We were told that we’d be escorting a large supply convoy of flatbeds from 2-25 to JSS Mshahdh, then to Colonel Wahlid’s, and finally on to 14th Ramadan today.
When we arrived at the 2-25 staging area today, the whole damn unit was in a large game-time huddle saying a prayer. Once they were done, they loaded up into their vehicles, and signaled that they were ready to go.
We started to pull away, and I thought I was in a different universe. There were soldiers along the roadway waving goodbye, and a female officer was standing out there with a megaphone shouting things like, “Good luck!” and “Be safe!”
If you’ve ever seen the film American Wedding, you might remember the scene when Stifler realizes that he has walked into a gay bar. I think that all of us grunts had a similar reaction to these soldiers being sent off on patrol. I believe he looks around and says, “Oh God, what the fuck is going on?” It was like a culture shock for us.
Our platoon radio frequency is usually full of shit-talking and joking around when we are out on patrol. Today, I was unsure of who all was listening, so I kept my comments within my vehicle. Most of what I have to say isn’t very P.C., and I didn’t want to hurt any of these thin-skinned, soft-skilled MOS troopers’ feelings.
One of their NCOs kept calling out everything he saw over the radio. It must have been their first time outside of the wire, because they were nervous. This guy’s Puerto Rican accent was so thick, we could hardly make out what he was calling out to us.
We dropped supplies off at JSS Mshahdh, before moving on to Wahlid’s place. There, we left the company XO; 2nd platoon’s PL, LT Dudek; and a security element. They were there for a meeting with Wahlid and some of his CLC leaders. Once we dropped them off, we headed for 14th Ramadan.
I kept my mouth shut until we got to 14th Ramadan, and one of their drivers backed his truck through the wall that surrounded the village clinic. They had guys on the ground directing him, and they still managed to fuck it up. I walked up, and they were just standing around like they didn’t know what had happened.
The NCO that was standing there didn’t seem to think it was too big of a deal. I told him that I thought they were a bunch of fucking dumb asses, and that they should just stay inside the wire where they belong.
Some of the villagers were wondering what was up with them. Bridges looked at one of the guys and shrugged, “They’re new, and scared,” he said.
The local man replied in broken English, “are they American?”

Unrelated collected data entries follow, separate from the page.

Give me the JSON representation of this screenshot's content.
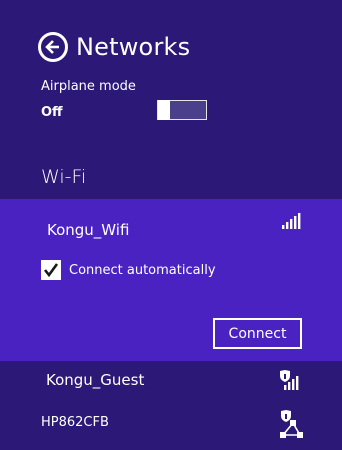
{
  "header": {
    "title": "Networks",
    "back_icon": "back-arrow-icon"
  },
  "airplane": {
    "label": "Airplane mode",
    "state": "Off",
    "toggle_on": false
  },
  "wifi": {
    "section_title": "Wi-Fi",
    "networks": [
      {
        "name": "Kongu_Wifi",
        "icon": "wifi-signal-icon",
        "selected": true,
        "secured": false
      },
      {
        "name": "Kongu_Guest",
        "icon": "wifi-signal-shield-icon",
        "secured": true
      },
      {
        "name": "HP862CFB",
        "icon": "adhoc-network-shield-icon",
        "secured": true
      }
    ],
    "connect_automatically": {
      "label": "Connect automatically",
      "checked": true
    },
    "connect_button": "Connect"
  },
  "colors": {
    "background": "#2b1877",
    "selected": "#4b22c2",
    "text": "#ffffff"
  }
}
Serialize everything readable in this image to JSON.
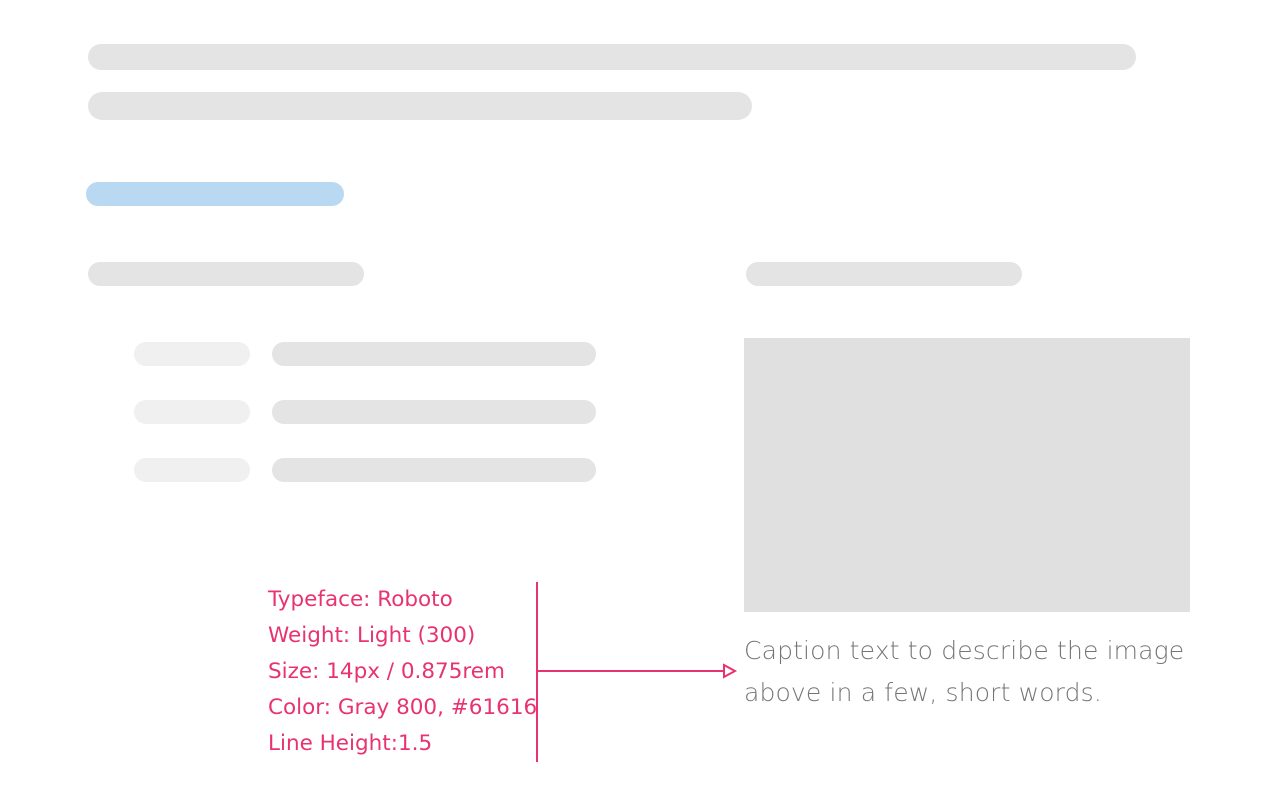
{
  "annotation": {
    "color": "#e8336f",
    "lines": [
      "Typeface: Roboto",
      "Weight: Light (300)",
      "Size: 14px / 0.875rem",
      "Color: Gray 800, #61616",
      "Line Height:1.5"
    ]
  },
  "figure": {
    "caption": "Caption text to describe the image above in a few, short words."
  },
  "colors": {
    "placeholder_bar": "#e4e4e4",
    "placeholder_bar_light": "#f0f0f0",
    "accent_bar": "#b9d8f1",
    "image_placeholder": "#e0e0e0",
    "caption_text": "#757575"
  }
}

“No,” Bridges said, “They’re POGs.”
We dropped off HESCO barriers, lumber, sandbags, and grain to the CLCs, and then we headed back down MSR Tampa toward Col. Wahlid’s to pick up the rest of our guys.
We arrived and found that they were still meeting, so we set up an outer perimeter and waited. Colonel Wahlid likes to talk and talk forever, and the captain with 2-25 was getting impatient. He was like a little kid asking how much longer. Every five or ten minutes he called and asked how much longer. Finally, he wanted us to escort his people back to Camp Taji with two of our Strykers and leave the rest of our platoon out at Col. Wahlid’s.
Personally, I think he was worried about missing lunch at the DFAC. At one point, one of the POG soldiers called over the radio to report a man with a shovel and a cellular phone.
I called back, “That guy was working on an irrigation ditch when we pulled in. Also, they usually don’t bury IEDs 25 meters off the road.”
I swear, they think everyone here is a suspect, and especially anyone with gardening tools or a cell phone. This is a rural area that relies heavily on agriculture. Also, it’s the 21st century.
AB kept saying, “wow,” and “Jesus,” about every time one of the 2-25 soldiers came over the radio.
LT Green, the XO, called over the radio and said, “I’m sorry for the delay. I know your unit didn’t sign on for this.”
We were like, what the fuck? What did they sign up for? Are they paid hourly or something? Do they have somewhere else to be?
We still managed to make it in by lunch time. The whole way back to Camp Taji, my soldiers were in the back singing songs.
“Real American Hero, Mr. 2-25 commander guy…” to the tune of the old Budweiser commercials.
They also made up a song about yesterday’s gunshot incident at 14th Ramadan. It was something about hearing the crack of a bullet pass by. Good times!